Una storia di resistenza, dove uomo e natura hanno unito le loro forze per evitare uno scempio ambientale, raggiungendo un importante risultato: il parere favorevole all’istituzione del monumento naturale e al piano della riserva naturale da parte della commissione ambientale della Regionale del Lazio.

Una vittoria per Roma, per il V municipio, per l’ambiente e per i cittadini. Sono passati sei anni dalla presentazione dall’atto: “Misure per l’apposizione del vincolo di monumento naturale all’area del Lago dell’ex Snia Viscosa” e ben 28 dalla scoperta e difesa del lago naturale Bullicante e dell’area annessa dell’ex Snia-Viscosa.

Nel corso dell’anno prossimo l’ente gestore Roma Natura valuterà e studierà insieme a Roma Capitale e ai cittadini la possibilità di ampliare l’area del monumento a tutta l’ex Snia (zona ex fabbrica), come chiesto dalle associazioni presenti sul territorio.

Monumento naturale: manca solo la firma del presidente della Regione Lazio, Nicola Zingaretti. “Finalmente possiamo dire di aver messo un punto fermo contro le speculazioni che hanno tentato inutilmente di attaccare il patrimonio storico e naturale del Lago Bullicante”, scrivono i cittadini e gli attivisti del Forum del parco delle energie.

Il Lago ex Snia nel V Municipio è monumento naturale

Il Lago, le sue origini

L’area in cui il lago è nato, e da cui il lago prende il nome, è quella del complesso industriale della ex Snia Viscosa, azienda leader nella produzione di seta artificiale, meglio nota col nome di rayon.

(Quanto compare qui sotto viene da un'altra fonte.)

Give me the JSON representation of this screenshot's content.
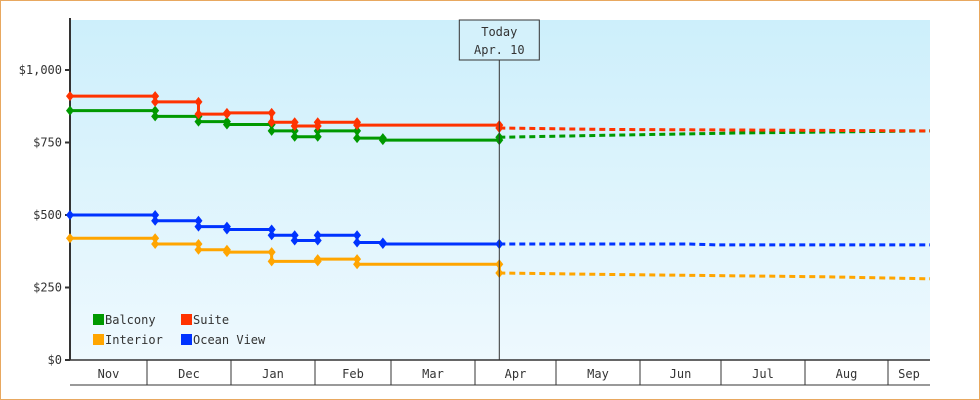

Snia sta per Snia Viscosa la fabbrica che ha popolato quest’area della capitale negli Anni ’20 in poi. Parliamo di oltre 2 mila operai, più del 50% donne, provenienti chi da altre regioni, chi dai borghi del centro. Nel 1954 la fabbrica è stata chiusa.

Unico lago naturale di Roma, fuoriuscito dalla falda sotterranea durante i lavori per la costruzione di un centro commerciale con annesso parcheggio sotterraneo , nei primi anni 90. Un grosso acquazzone ha compromesso il piano del costruttore, facendo esplodere il collettore, utilizzato per prosciugare la falda acquifera. Un errore umano ha salvato il lago. A seguire le tappe a difesa del territorio e del lago.

L’estensione del lago (profondo fino a 9 metri) è di circa 10.000 metri quadrati e le sue acque sono pulite e balneabili. Il lago si trova all’interno del Parco delle Energie è un parco pubblico del Comune di Roma, nell’area Pigneto-Prenestino e delimitato dalla via Prenestina, via di Portonaccio e dal tracciato ferroviario e l’area dell’ex fabbrica Snia Viscosa. L’area si estende per complessivi 14 ettari (fabbrica compresa), di cui 6,5 pubblici (Parco delle Energie). Il parco è stato inaugurato nel 1997.

Il Lago, un importante esempio di biodiversità urbana

La zona, grazie alla presenza di abbondante acqua ha sviluppato una ricca vegetazione. Accanto al canneto, che si estende lungo tutto il perimetro delle rive, è possibile trovare diverse specie autoctone di come la cannuccia palustre (Phragmites australis) il salice (Salix alba)e il pioppo bianco (Populus alba).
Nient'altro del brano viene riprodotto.